Now I find that Chelsea’s wedding budget could be up to $3 million. For that amount of money, we could have a viable space program! Okay, maybe not, but it would be a start. However, those dollars could allegedly pay two masseuses to tell the National Enquirer that Al Gore had tried to initiate a close encounter of the third kind, and leave enough money to buy eight normal weddings. Based on the budget projection, I assumed that Chelsea would be doing something wild and abnormal like destroying a small ecosystem instead of smashing a wineglass. But, no. She’s just getting tents and music and port-a-johns and a wedding dress.

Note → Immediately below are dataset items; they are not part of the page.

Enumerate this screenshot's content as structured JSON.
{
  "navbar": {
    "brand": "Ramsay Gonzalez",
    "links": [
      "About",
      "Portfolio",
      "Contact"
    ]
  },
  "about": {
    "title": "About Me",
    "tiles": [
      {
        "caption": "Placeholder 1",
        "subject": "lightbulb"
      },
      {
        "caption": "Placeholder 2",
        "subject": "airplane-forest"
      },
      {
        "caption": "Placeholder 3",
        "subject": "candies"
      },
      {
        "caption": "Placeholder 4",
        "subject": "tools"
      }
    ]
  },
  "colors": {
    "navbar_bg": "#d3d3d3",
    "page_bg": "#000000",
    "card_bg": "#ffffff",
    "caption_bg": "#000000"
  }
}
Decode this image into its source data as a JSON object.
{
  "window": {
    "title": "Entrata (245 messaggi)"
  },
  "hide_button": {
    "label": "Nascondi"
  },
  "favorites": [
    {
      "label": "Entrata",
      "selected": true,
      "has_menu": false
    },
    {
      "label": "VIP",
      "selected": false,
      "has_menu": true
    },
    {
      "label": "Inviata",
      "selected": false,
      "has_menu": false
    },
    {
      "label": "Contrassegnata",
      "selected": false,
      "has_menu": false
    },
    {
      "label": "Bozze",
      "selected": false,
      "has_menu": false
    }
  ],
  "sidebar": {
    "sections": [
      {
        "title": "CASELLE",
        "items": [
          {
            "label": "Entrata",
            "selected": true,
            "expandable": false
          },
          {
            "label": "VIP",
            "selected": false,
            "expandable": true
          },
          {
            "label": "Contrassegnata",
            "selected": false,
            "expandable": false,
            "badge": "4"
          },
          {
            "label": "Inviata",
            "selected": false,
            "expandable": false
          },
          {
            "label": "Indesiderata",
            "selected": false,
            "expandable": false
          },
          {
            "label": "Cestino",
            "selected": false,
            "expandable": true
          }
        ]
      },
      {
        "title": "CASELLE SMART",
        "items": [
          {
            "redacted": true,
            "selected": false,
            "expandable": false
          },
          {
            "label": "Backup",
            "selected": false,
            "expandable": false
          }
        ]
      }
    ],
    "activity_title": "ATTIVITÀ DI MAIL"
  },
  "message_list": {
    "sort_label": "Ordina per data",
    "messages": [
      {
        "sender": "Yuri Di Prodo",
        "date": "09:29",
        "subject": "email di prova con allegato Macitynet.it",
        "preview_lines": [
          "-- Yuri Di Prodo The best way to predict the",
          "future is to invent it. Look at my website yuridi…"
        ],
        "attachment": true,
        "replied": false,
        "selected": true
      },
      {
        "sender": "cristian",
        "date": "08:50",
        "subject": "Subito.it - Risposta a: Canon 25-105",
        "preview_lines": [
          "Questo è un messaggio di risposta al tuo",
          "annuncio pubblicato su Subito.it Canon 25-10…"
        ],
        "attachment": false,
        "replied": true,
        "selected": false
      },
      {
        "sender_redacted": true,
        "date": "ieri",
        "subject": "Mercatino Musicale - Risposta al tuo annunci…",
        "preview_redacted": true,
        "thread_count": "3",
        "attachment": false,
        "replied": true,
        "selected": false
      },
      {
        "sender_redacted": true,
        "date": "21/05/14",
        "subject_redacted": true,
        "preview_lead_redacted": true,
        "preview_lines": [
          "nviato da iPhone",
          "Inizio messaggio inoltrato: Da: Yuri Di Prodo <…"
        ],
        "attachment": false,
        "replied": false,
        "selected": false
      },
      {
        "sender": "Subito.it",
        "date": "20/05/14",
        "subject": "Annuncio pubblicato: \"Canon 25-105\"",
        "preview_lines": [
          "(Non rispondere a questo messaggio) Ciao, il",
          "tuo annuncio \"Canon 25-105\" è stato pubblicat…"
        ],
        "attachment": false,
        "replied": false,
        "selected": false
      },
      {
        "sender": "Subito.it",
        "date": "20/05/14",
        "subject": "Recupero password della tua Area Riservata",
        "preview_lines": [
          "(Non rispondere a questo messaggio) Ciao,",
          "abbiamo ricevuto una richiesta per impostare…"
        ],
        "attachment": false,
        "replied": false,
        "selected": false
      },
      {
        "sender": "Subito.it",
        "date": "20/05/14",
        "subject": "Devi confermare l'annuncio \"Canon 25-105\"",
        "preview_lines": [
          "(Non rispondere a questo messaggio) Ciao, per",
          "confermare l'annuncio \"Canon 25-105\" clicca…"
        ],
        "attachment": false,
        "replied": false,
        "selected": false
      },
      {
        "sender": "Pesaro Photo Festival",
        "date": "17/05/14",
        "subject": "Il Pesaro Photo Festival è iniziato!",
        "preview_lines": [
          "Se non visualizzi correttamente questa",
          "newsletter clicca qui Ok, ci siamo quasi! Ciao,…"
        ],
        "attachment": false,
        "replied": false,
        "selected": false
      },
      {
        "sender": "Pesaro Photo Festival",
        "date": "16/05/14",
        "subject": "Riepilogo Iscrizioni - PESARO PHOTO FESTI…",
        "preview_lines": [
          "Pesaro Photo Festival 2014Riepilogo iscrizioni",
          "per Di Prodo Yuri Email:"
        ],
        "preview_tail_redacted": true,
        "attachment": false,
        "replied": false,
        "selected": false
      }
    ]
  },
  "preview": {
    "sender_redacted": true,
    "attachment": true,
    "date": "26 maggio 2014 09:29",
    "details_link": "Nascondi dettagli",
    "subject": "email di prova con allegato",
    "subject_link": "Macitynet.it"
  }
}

Who does Chelsea think she is? A real person? This whole top-secret wedding thing is turning into Wikileaks all over again -- lots of secrecy, great hullabaloo, and no particularly strange revelations. Sure, the fact that the New York Daily News thinks the tents could be made of glass is kind of weird, but it’s hardly the nuclear fireworks display I was expecting. And that’s frustrating. Ever since she was twelve, Chelsea’s been trying to act like one of us. This is like Harry Potter deciding that Hogwarts is too exciting and applying to a local charter school. Doesn’t she realize she’s a celebrity? Why is she so intent on being normal?
In an interview with People magazine, Bill Clinton described the wedding as “the biggest day in her life, probably.” This isn’t how this was supposed to go! The biggest day in Chelsea’s life was supposed to be when she was elected governor-general of Cuba, or got a reality TV show, or reclaimed the White House, or something. Look at Levi Johnston and Bristol Palin. They understand these things. You get married so you can be on the cover of US Weekly. You don’t hide from the paparazzi and keep your location secret so the press won’t descend on you. That defeats the whole point!
And until Chelsea realizes that, she’s going to keep driving us ig-notables up the wall. "I know she's not doing it on purpose," Haddad-Friedman added. "But Chelsea Clinton has taken what was supposed to be a special day for me and turned it into hell." If only she had. Throwing a hell-themed wedding for a stranger, complete with pitchforks in the endives, would have been exciting! Instead, she's just going about her life. And that's the most irksome thing of all.